The network was formed years ago as part of a way to make utility readings easier for water and gas departments, Sendejar said. The extra bandwidth has allowed for the additional technology to be installed around the city.
Precinct 1 Commissioner Mike Pusley on Friday said he has been discussing the possibility of bringing wireless technology to Hazel Bazemore Park in Calallen for the installation of security cameras and, potentially, wireless access points. The city currently has an agreement in place with both the Tuloso-Midway and Calallen independent school districts utilizing the city's networks, Sendejar said.
Cameras are in place throughout the city and are used to manage traffic flow and various other events, Sendejar said.
The expansion of the city's network into the Calallen area and county facilities would benefit citizens in those areas, as well.
"Users today are attached at the hip," Sendejar said. "Everybody has a (wireless) device… and we are all communicating through various types of communication, whether that be through texting or Facebook or whatever social networking tools are out there and these public locations or areas need to have access to the Internet to be able to do that."
The proposal at last week's meeting mentioned the possibility of utilizing the city's network at the Keach Family Library in Robstown and Hazel Bazemore Park through an interlocal agreement between the city and county.
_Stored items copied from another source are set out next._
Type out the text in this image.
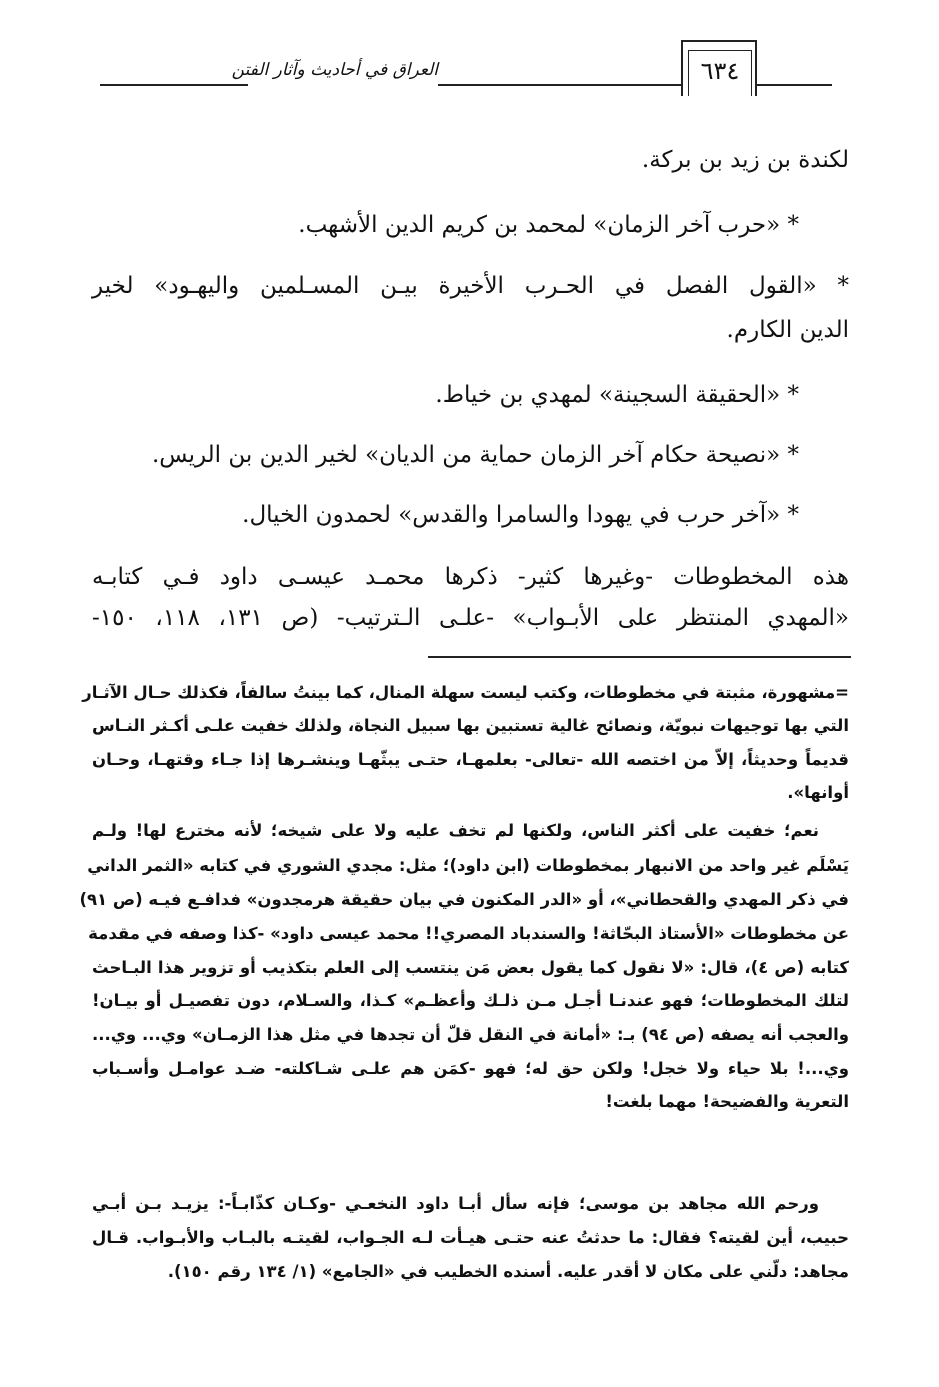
العراق في أحاديث وآثار الفتن	٦٣٤
لكندة بن زيد بن بركة.
* «حرب آخر الزمان» لمحمد بن كريم الدين الأشهب.
* «القول الفصل في الحـرب الأخيرة بيـن المسـلمين واليهـود» لخير
الدين الكارم.
* «الحقيقة السجينة» لمهدي بن خياط.
* «نصيحة حكام آخر الزمان حماية من الديان» لخير الدين بن الريس.
* «آخر حرب في يهودا والسامرا والقدس» لحمدون الخيال.
هذه المخطوطات -وغيرها كثير- ذكرها محمـد عيسـى داود فـي كتابـه
«المهدي المنتظر على الأبـواب» -علـى الـترتيب- (ص ١٣١، ١١٨، ١٥٠-
=مشهورة، مثبتة في مخطوطات، وكتب ليست سهلة المنال، كما بينتُ سالفاً، فكذلك حـال الآثـار
التي بها توجيهات نبويّة، ونصائح غالية تستبين بها سبيل النجاة، ولذلك خفيت علـى أكـثر النـاس
قديماً وحديثاً، إلاّ من اختصه الله -تعالى- بعلمهـا، حتـى يبثّهـا وينشـرها إذا جـاء وقتهـا، وحـان
أوانها».
نعم؛ خفيت على أكثر الناس، ولكنها لم تخف عليه ولا على شيخه؛ لأنه مخترع لها! ولـم
يَسْلَم غير واحد من الانبهار بمخطوطات (ابن داود)؛ مثل: مجدي الشوري في كتابه «الثمر الداني
في ذكر المهدي والقحطاني»، أو «الدر المكنون في بيان حقيقة هرمجدون» فدافـع فيـه (ص ٩١)
عن مخطوطات «الأستاذ البحّاثة! والسندباد المصري!! محمد عيسى داود» -كذا وصفه في مقدمة
كتابه (ص ٤)، قال: «لا نقول كما يقول بعض مَن ينتسب إلى العلم بتكذيب أو تزوير هذا البـاحث
لتلك المخطوطات؛ فهو عندنـا أجـل مـن ذلـك وأعظـم» كـذا، والسـلام، دون تفصيـل أو بيـان!
والعجب أنه يصفه (ص ٩٤) بـ: «أمانة في النقل قلّ أن تجدها في مثل هذا الزمـان» وي... وي...
وي...! بلا حياء ولا خجل! ولكن حق له؛ فهو -كمَن هم علـى شـاكلته- ضـد عوامـل وأسـباب
التعرية والفضيحة! مهما بلغت!
ورحم الله مجاهد بن موسى؛ فإنه سأل أبـا داود النخعـي -وكـان كذّابـاً-: يزيـد بـن أبـي
حبيب، أين لقيته؟ فقال: ما حدثتُ عنه حتـى هيـأت لـه الجـواب، لقيتـه بالبـاب والأبـواب. قـال
مجاهد: دلّني على مكان لا أقدر عليه. أسنده الخطيب في «الجامع» (١/ ١٣٤ رقم ١٥٠).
In return, the county would allow for the city to use county-owned property, whether it be towers, land or buildings, to install any needed equipment or infrastructure.
Pusley said the agreement could greatly benefit the county as a whole, due mostly to the fact that the city's infrastructure for the network is already in place and would not need to be installed by the county.
"As long as we can find a telephone pole out there to stick the Wi-Fi communicator or receiver on…there's basically no cost to us," Pusley said.
There have also been some concerns of security at some county facilities around the area, so the use of wireless cameras would greatly improve that situation, commissioners said.
"I think we should take advantage of every opportunity that we can, where feasible," Precinct 3 Commissioner Oscar Ortiz said.
County and city leaders are currently negotiating the interlocal agreement, which will have to come back before county leaders at a future meeting for approval.